In answering this question you will want to focus on the way that the pike is presented as a ruthless, terrifying predator, that even is able to scare the speaker himself. Consider how the pike is introduced in the first stanza:
Pike, three inches long, perfect
Pike in all parts, green tigering the gold.
Killers from the egg: the malevolent aged grin.
They dance on the surface among the flies.

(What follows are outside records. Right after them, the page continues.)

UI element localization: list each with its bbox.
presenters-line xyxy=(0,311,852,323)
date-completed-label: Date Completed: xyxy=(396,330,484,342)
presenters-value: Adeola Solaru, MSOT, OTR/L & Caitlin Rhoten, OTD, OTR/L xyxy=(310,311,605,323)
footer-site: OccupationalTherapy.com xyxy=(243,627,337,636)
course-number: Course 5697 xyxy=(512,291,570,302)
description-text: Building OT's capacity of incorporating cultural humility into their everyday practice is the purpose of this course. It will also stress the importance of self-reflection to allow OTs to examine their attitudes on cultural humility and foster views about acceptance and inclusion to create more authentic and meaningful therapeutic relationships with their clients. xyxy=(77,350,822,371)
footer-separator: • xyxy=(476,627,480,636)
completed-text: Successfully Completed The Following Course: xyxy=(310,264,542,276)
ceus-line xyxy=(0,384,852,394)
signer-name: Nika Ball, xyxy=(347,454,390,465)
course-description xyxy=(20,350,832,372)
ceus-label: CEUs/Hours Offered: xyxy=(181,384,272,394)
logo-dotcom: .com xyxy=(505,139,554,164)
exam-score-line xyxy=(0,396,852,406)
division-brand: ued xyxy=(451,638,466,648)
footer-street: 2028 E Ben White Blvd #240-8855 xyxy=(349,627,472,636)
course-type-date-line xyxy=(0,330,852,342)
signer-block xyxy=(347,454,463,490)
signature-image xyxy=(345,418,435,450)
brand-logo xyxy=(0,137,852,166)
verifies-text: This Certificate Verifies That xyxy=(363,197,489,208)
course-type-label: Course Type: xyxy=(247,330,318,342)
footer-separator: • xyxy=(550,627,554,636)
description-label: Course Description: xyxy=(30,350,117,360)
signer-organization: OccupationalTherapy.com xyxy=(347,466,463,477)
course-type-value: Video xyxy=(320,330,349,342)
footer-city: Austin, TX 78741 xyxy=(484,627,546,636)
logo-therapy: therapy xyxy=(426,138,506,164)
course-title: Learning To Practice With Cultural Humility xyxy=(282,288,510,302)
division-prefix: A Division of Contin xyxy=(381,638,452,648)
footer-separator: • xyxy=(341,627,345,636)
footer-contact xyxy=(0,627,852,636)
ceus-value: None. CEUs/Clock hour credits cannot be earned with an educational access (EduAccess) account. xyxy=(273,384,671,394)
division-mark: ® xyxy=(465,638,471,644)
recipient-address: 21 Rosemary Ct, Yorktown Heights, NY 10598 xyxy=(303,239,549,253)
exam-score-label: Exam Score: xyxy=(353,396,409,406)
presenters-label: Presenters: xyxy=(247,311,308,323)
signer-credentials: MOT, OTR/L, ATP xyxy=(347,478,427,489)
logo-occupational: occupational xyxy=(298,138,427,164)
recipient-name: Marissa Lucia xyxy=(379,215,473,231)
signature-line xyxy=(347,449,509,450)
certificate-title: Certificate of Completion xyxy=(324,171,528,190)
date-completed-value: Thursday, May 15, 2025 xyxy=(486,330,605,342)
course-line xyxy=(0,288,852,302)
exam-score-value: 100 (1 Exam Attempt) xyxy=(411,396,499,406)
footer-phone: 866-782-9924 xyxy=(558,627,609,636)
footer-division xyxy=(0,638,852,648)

There is somthing about the alliteration of the "p" in "Pike" and "Perfect / Pike" and the way that it is separated by other words and then the line break that gives a vaguely menacing tone to the fish. In addition, note how the pike has "green tigering the gold" of its colour, comparing it to another violent creature, the tiger. The third line assures us that all pike are "Killers from the egg." They are born to be violent killers, and the way that the pike is described as having a "malevolent aged grin" likewise serves to present it as a figure that inspires horror in its victims and those who look upon it.

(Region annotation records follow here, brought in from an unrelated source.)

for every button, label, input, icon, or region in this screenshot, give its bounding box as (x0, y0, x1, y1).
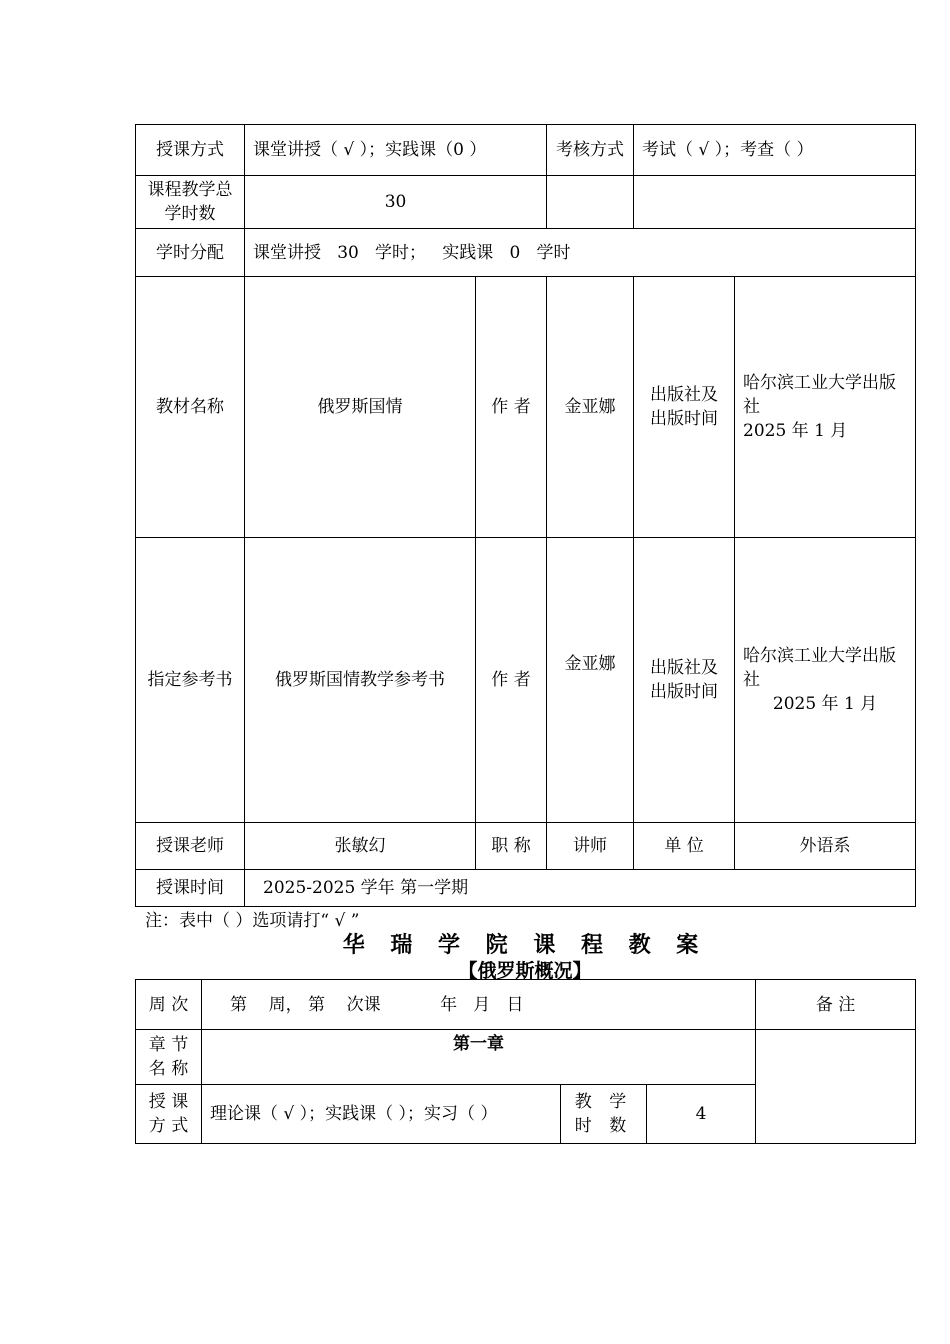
reference-publisher-value: 哈尔滨工业大学出版社 (743, 646, 897, 690)
reference-value: 俄罗斯国情教学参考书 (245, 538, 476, 823)
reference-date: 2025 年 1 月 (772, 694, 878, 714)
reference-publisher-label: 出版社及出版时间 (634, 538, 735, 823)
hours-distribution-label: 学时分配 (136, 229, 245, 277)
reference-author-label: 作 者 (476, 538, 547, 823)
textbook-publisher-value: 哈尔滨工业大学出版社 (743, 373, 897, 417)
empty-cell (547, 176, 634, 229)
term-value: 2025-2025 学年 第一学期 (245, 870, 916, 907)
hours-label: 教 学 时 数 (561, 1085, 647, 1144)
week-value: 第 周， 第 次课 年 月 日 (202, 980, 756, 1030)
reference-author-value: 金亚娜 (547, 538, 634, 823)
teaching-method-label: 授课方式 (136, 125, 245, 176)
empty-cell (634, 176, 916, 229)
title-label: 职 称 (476, 823, 547, 870)
method-value: 理论课（ √ ）；实践课（ ）；实习（ ） (202, 1085, 561, 1144)
unit-label: 单 位 (634, 823, 735, 870)
textbook-author-value: 金亚娜 (547, 277, 634, 538)
lesson-plan-table (135, 979, 916, 1144)
chapter-label: 章 节 名 称 (136, 1030, 202, 1085)
textbook-publisher-label: 出版社及出版时间 (634, 277, 735, 538)
assessment-value: 考试（ √ ）；考查（ ） (634, 125, 916, 176)
remarks-label: 备 注 (756, 980, 916, 1030)
reference-publisher-cell (735, 538, 916, 823)
hours-value: 4 (647, 1085, 756, 1144)
teacher-value: 张敏幻 (245, 823, 476, 870)
total-hours-label: 课程教学总学时数 (136, 176, 245, 229)
teacher-label: 授课老师 (136, 823, 245, 870)
reference-label: 指定参考书 (136, 538, 245, 823)
unit-value: 外语系 (735, 823, 916, 870)
textbook-label: 教材名称 (136, 277, 245, 538)
course-info-table (135, 124, 916, 907)
textbook-author-label: 作 者 (476, 277, 547, 538)
total-hours-value: 30 (245, 176, 547, 229)
week-label: 周 次 (136, 980, 202, 1030)
method-label: 授 课 方 式 (136, 1085, 202, 1144)
term-label: 授课时间 (136, 870, 245, 907)
textbook-value: 俄罗斯国情 (245, 277, 476, 538)
footnote: 注：表中（ ）选项请打“ √ ” (145, 911, 360, 931)
remarks-cell (756, 1030, 916, 1144)
textbook-date: 2025 年 1 月 (743, 421, 848, 441)
plan-subtitle: 【俄罗斯概况】 (458, 960, 592, 982)
teaching-method-value: 课堂讲授（ √ ）；实践课（0 ） (245, 125, 547, 176)
hours-distribution-value: 课堂讲授 30 学时； 实践课 0 学时 (245, 229, 916, 277)
plan-title: 华 瑞 学 院 课 程 教 案 (342, 932, 708, 958)
chapter-value: 第一章 (202, 1030, 756, 1085)
title-value: 讲师 (547, 823, 634, 870)
textbook-publisher-cell (735, 277, 916, 538)
assessment-label: 考核方式 (547, 125, 634, 176)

Perhaps the most terrifying imagery that is used to present the pike is in the final stanza, where the poet himself goes fishing, describing how his hair is "frozen on my head" at the thought of what he might come across. The final line of the poem imagines the pike watching the human as an invader in his territory and presents the pike as a menacing, violent and deadly entity that is not deterred even by the strength of humans:
Owls hushing the floating woods
Frail on my ear against the dream
Darkness beneath night's darkness had freed,
That rose slowly toward me, watching.
The image of the pike rising towards the speaker, coldly watching him calculatingly ends the poem on a note of fear and terror.